We’ve finished our summer, tired, constantly worried, and for too many, brutalised by the gap between income and the increases in the cost of basic necessities.
Resilience, the ability to recovery quickly from difficulties is in shorter supply for lots of us.
Our connections with each other have frayed in the face of lockdowns and isolation, our confidence battered by the constantly changing Covid situation, and our financial and emotional resources depleted in ways that aren’t well understood by those in power, but include rampant increases in the cost of fuel, rent and food.
For whanau who are working in low wage jobs, with kids, and renting, the situation is bordering on dire.
Early childhood centres like Little Citizens in South Dunedin are providing three meals a day, and it is barely denting the sides.
Dunedin foodbanks are under the hammer, and it’s not even winter yet.
Hundreds of millions of dollars of support have been pumped into businesses in just the last few weeks.
Why are we not seeing more support for families? For pensioners on fixed incomes?
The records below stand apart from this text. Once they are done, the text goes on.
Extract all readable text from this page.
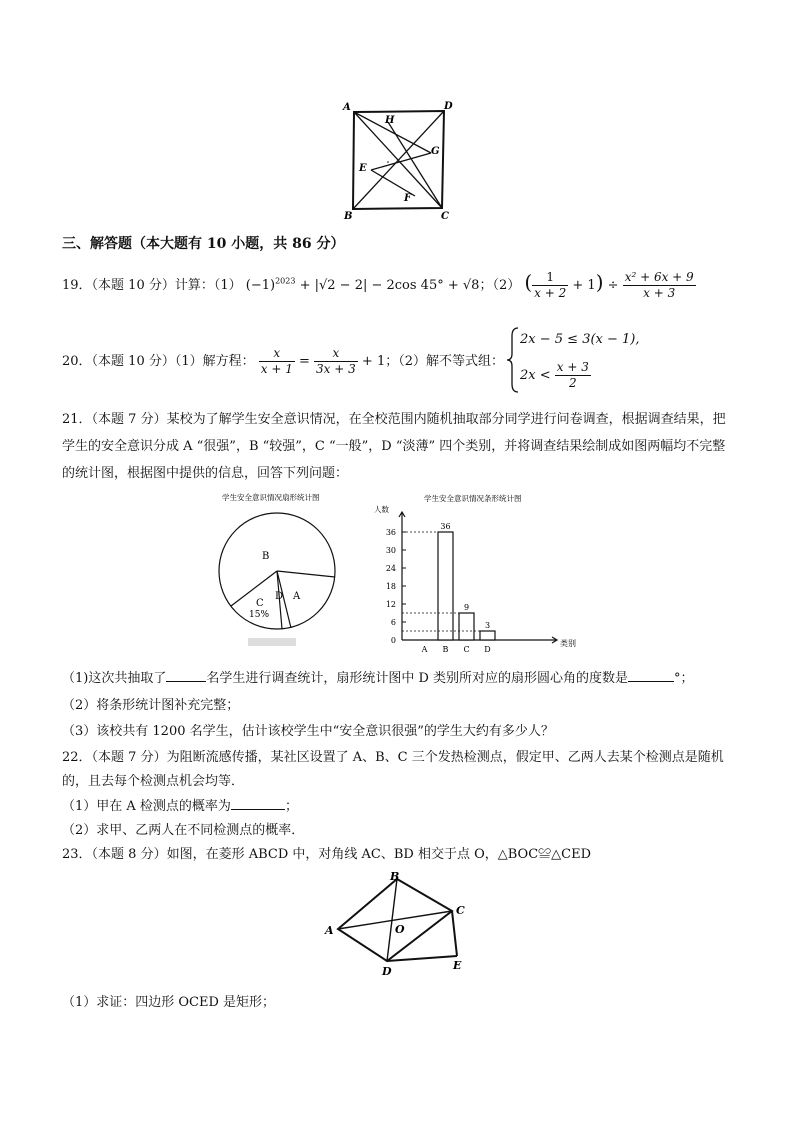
A	D
H
G
E
F
B	C
三、解答题（本大题有 10 小题，共 86 分）
19．（本题 10 分）计算：（1） $(-1)^{2023} + |√2 - 2| - 2\cos$ 45° + √8；（2） ( $\frac{1}{x + 2} + 1) \div \frac{\text{x² + 6x + 9}}{x + 3}$
20．（本题 10 分）（1）解方程： $\frac{x}{x + 1} = \frac{x}{3x + 3} + 1$；（2）解不等式组：
2x − 5 ≤ 3(x − 1),
$2x < \frac{x + 3}{2}$
21．（本题 7 分）某校为了解学生安全意识情况，在全校范围内随机抽取部分同学进行问卷调查，根据调查结果，把学生的安全意识分成 A “很强”，B “较强”，C “一般”，D “淡薄” 四个类别，并将调查结果绘制成如图两幅均不完整的统计图，根据图中提供的信息，回答下列问题：
学生安全意识情况扇形统计图
B
A
C
D
15%
学生安全意识情况条形统计图
人数
类别
0
6
12
18
24
30
36
A B
36
C
9
D
3
（1)这次共抽取了	名学生进行调查统计，扇形统计图中 D 类别所对应的扇形圆心角的度数是	°；
（2）将条形统计图补充完整；
（3）该校共有 1200 名学生，估计该校学生中“安全意识很强”的学生大约有多少人？
22．（本题 7 分）为阻断流感传播，某社区设置了 A、B、C 三个发热检测点，假定甲、乙两人去某个检测点是随机的，且去每个检测点机会均等．
（1）甲在 A 检测点的概率为	；
（2）求甲、乙两人在不同检测点的概率．
23．（本题 8 分）如图，在菱形 ABCD 中，对角线 AC、BD 相交于点 O，△BOC≌△CED
B
A	O
C
D	E
（1）求证：四边形 OCED 是矩形；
For the 12% of Kainga Ora residents who can’t afford their rent?
Why are Rats not free for people with Community Services Card?
Where is the doubling of the winter energy payment provided in 2020 but not since?
Where is the $50 a week emergency lift in benefits MSD recommended to ministers in December 2020?
Yes there is an bump to benefits coming on April 1. Of $15 a week.
That won’t even cover the increase for half a tank of petrol.
In the late 1980s New Zealand went through radical economic change that doubled the rate of child poverty (where it has stayed largely ever since), with lifelong consequences for those families and for us as a nation.
The Government moved with astonishing speed when Covid-19 arrived. It should do so again.
The Government’s budget lands in two months’ time.
There must be significant increases to Working for Families, and main benefits.
There must be reinstatement of the doubled winter energy payment and reductions in the cost of accessing healthcare.
The mental health reforms must be expedited.